Есть на белом свете много благородных людей, история которых оканчивается именно тем обстоятельством, которым начинается, или, говоря технически, завязывается история Герасима Фомича, — то есть чистою отставкою. Эти благородные люди имеют значение для жизни и литературы только до тех пор, пока служат, а как только они уволены — окончательно или условно, — в ту же минуту они исчезают, теряются где-то безвозвратно, как приятель, взявший у вас на слово до завтра последние ваши деньги. Существуют ли они после отставки в качестве живых органов общества, разумных деятелей и участников в его движениях, страстях и развитии, — этого не заметит никакая человеческая проницательность. И потому кажется, что эти господа приходятся сродни мухам, имея завидное их свойство замирать в осень и зиму, когда другие существа просто гибнут от ледовитого дыхания нужд, и возвращаются к жизни, к жужжанию и кусанию, когда пригреет их теплота
Но Герасиму Фомичу, увы! угрожает существование и — после отставки! Он должен жить как-нибудь, без всякой возможности подвизаться для пользы человечества. Он, при должности и без должности, член общества, имеющий в нем значение самобытное, хотя незаметное, потому что он бедняк. Может быть, ему не по сердцу деятельность в таком не очень удобном значении? Может быть! Но ему выбирать нельзя. Он волен погибнуть, а не замереть на время: он не муха, а
Ведая неприятность положения бедного человека, неожиданно потерявшего место, мы выразились прилично, сказав, что Герасиму Фомичу «угрожает» существование после отставки: но зная также, что это угроза может относиться и к долготерпению нашего читателя — судии, который имеет право ожидать от нашей истории, что она сама благополучно кончится на отставке Герасима Фомича, мы должны предупредить снисходительность его откровенным и своевременным сознанием, что эта история только что началась, что она поневоле, по своей обязанности, будет тянуться вместе с жизнию Герасима Фомича, пока он сам чем-нибудь не покончит, — а там уже и она кончится.
Итак, снова начинается история Герасима Фомича.

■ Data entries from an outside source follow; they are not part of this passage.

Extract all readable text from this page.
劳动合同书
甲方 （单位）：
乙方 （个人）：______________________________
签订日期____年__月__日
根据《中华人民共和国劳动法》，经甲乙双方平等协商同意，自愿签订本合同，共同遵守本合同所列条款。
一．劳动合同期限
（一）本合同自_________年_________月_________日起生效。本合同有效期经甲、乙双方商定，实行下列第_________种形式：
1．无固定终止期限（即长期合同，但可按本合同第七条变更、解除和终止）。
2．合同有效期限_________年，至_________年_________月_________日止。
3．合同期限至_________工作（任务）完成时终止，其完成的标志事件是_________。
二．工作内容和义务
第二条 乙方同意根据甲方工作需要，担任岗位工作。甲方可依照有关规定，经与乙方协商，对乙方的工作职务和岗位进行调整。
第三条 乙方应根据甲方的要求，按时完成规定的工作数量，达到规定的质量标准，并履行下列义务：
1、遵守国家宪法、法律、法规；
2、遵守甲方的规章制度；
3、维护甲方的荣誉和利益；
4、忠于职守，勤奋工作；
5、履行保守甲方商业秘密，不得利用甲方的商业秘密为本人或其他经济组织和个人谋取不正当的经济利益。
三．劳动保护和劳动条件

Если б он имел деревушку в Тамбовской губернии или домишко на Большой Морской, то следовало бы сказать, что после отставки он почил на лаврах; но вся недвижимость его заключалась в необъятном и пустом наследственном сундуке, в котором киргиз, предок его, привез из Саратова в Петербург очевидные доказательства невинности своих баранов, а движимость была употребляема ежедневно для прикрытия бренного тела и для прочих причин и по своей подержанности не составляла ценности, дающей человеку право на уважительные о нем отзывы; поэтому скажем просто, что он, погуляв недельки три по Невскому, наглядевшись в окна магазинов на всякую роскошь, поправился и пополнел; потом, в начале четвертой недели независимого существования, перестал гулять, лег на сундук, служивший ему, по своей древности и обширности, редкостию и кроватью, положил, как говорится, зубы на полку и — похудел.
Да! В то время, когда Герасим Фомич думал, что больше уже ничего не будет, что он уже натерпелся всего, оказалось, напротив, что он еще не испытал маленького огорчения провести один день без обеда и не иметь надежды на обед в следующие дни. В первый день этой нужды он снес ее почти равнодушно, — ее пересиливали нравственные страдания, но на другой день он думал уже, что если б ему удалось каким-нибудь образом пообедать, то он был бы совершенно счастлив, что все на свете можно выдержать, пренебречь, только голода нельзя ни пренебречь, ни выдержать.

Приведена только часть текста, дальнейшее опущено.